The worst is over. No one’s hurt. Francine and Leonard are sitting side by side on the futon — not touching, though, and for the moment preferring to listen to the television newscaster rather than face each other anymore. The news blackout has been relaxed, it seems. Whereas yesterday live coverage from Alderbeech was rationed and controlled, today the wraps are off. The UK station that they settle on provides a menu for the hostage scene: Background, Security Briefing, Mother’s Plea, Latest Developments. They open the last of these. It is “the standoff’s fourth tense day” already. A routine has been established. Here are St. John Ambulance Brigade officers, stripped of shoes and coats, delivering yet more pizzas for the hostages and the uncooked food and unopened tins and bottles that the hostage-takers have required. Here are helicopters “standing by” for reasons that are not specified. Here again are photographs of the three suspects, not just Maxie now. An international brigade.
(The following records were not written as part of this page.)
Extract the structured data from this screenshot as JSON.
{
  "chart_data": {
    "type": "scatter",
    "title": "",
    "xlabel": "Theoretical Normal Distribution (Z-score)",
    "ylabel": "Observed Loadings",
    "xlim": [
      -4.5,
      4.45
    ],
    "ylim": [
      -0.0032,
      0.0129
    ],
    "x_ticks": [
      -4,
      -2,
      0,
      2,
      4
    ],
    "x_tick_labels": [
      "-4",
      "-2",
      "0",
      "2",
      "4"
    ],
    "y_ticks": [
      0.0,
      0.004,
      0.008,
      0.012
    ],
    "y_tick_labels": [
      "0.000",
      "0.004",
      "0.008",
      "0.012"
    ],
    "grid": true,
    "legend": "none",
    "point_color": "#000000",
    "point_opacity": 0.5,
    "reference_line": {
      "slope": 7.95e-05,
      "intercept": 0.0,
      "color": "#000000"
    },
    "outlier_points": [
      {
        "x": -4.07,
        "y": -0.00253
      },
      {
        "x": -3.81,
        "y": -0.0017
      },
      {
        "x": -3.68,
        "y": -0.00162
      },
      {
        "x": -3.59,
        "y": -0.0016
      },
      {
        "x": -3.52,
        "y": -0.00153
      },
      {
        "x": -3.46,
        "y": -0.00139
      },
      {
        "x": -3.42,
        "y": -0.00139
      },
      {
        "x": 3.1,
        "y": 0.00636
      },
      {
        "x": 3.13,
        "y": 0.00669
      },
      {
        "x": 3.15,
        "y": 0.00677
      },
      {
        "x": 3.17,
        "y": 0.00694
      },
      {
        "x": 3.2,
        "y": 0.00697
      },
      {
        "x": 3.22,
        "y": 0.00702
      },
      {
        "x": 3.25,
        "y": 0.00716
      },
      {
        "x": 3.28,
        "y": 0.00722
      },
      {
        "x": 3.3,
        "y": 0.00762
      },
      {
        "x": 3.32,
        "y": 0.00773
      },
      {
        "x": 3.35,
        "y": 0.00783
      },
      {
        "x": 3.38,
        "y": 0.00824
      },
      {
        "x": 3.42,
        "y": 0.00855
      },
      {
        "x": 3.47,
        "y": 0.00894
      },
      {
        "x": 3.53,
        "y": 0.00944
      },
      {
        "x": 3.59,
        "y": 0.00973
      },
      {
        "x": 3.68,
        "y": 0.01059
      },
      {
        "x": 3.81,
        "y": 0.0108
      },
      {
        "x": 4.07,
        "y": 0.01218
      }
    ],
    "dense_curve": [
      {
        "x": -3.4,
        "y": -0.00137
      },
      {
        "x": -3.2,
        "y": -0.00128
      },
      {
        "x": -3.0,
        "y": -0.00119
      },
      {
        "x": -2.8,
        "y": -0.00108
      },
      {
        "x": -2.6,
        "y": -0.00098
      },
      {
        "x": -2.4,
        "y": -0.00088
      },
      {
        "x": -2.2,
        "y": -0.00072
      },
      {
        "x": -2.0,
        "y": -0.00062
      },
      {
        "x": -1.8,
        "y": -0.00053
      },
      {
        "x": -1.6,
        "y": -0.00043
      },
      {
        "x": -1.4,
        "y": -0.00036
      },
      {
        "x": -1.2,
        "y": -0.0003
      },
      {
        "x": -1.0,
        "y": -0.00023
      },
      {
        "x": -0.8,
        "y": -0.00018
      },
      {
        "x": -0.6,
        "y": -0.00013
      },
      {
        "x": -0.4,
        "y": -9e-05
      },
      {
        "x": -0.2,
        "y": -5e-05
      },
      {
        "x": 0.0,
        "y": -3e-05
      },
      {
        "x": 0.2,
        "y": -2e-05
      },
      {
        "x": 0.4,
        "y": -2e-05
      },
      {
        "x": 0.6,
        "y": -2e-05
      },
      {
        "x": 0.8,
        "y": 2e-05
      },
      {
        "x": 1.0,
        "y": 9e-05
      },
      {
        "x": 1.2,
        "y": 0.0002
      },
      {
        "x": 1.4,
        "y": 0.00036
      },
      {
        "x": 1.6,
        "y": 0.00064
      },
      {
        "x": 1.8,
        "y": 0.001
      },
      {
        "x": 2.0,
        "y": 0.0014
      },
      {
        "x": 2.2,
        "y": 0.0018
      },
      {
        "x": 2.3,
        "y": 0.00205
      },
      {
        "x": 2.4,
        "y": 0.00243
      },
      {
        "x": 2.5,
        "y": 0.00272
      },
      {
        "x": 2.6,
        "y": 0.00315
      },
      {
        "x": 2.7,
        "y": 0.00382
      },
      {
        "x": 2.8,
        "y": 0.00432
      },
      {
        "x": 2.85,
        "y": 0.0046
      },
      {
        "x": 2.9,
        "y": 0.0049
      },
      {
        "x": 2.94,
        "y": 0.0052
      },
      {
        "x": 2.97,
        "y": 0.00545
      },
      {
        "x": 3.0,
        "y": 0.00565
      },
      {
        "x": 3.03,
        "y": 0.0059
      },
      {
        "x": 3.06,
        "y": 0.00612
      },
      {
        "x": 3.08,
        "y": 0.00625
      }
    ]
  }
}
The female that Leonard once suspected could be an undiminished Nadia Emmerson has been identified as a mixed-race Filipina called Dorothy Paredes, known as Donut. In one photograph, she is still a pretty student with faculty colleagues at a Chinese restaurant. Christmas 2013. She’s smiling, just a little tipsy, with her arms around the shoulders of two pixelated men, one of whom is tugging at her ponytail of sleek black hair. A later photograph, released this morning by Interpol, shows a thinner woman with cuts and bruising to her lips and cheeks. Her jaw is swollen and her hair is cropped. The second man, an older, grizzled-looking Nicaraguan thought to be Donut’s lover, is Tony Ramirez, also known as Rafaelo Matamoros and, less convincingly, Pancho Mancha. Both are “wanted on four continents” and both are “unpredictable.”

There is also a picture of the hostages: another Christmas shot with a laden table, bottles, candles, and a turkey; four seated and delighted carnivores twisting to face the camera in the dining room of the hostage house ten months ago; and the slightly out-of-focus image of a half-crouching man who has evidently just arrived in the shot after setting up the camera on automatic delay. His mouth is hanging open breathlessly, not quite ready for the grin. The others are holding up their knives and forks in front of cheesy smiles: two boys of seven and nine years of age, their faces partly concealed; a middle-aged woman with heavy earrings — that day’s gift, perhaps — and thin sandy hair, scraped back beneath a paper hat; an older, white-haired woman whose wedding ring on her thin hand catches and reflects the camera flash.

Leonard punches his way between the various reports, hardly daring to speak other than to make a muttered comment at the screen, until he finds the information that they need, the latest word on Lucy Emmerson. The girl has simply disappeared, they say. Her disappearance was not planned: she has not packed a bag, taken any clothes or toiletries, or withdrawn her savings from the bank. Her tobacco pouch, her purse, and her cell phone have been discovered in her room. The police are in possession of a ransom note “with detailed threats” that links her kidnapping to events at the hostage house and to the suspect now unequivocally identified as Maxim Lermontov. The police do not specify what threats, but they are concerned for her safety. They do not say that she is Maxie’s daughter. They do say that raids are being carried out today on “suspect premises.”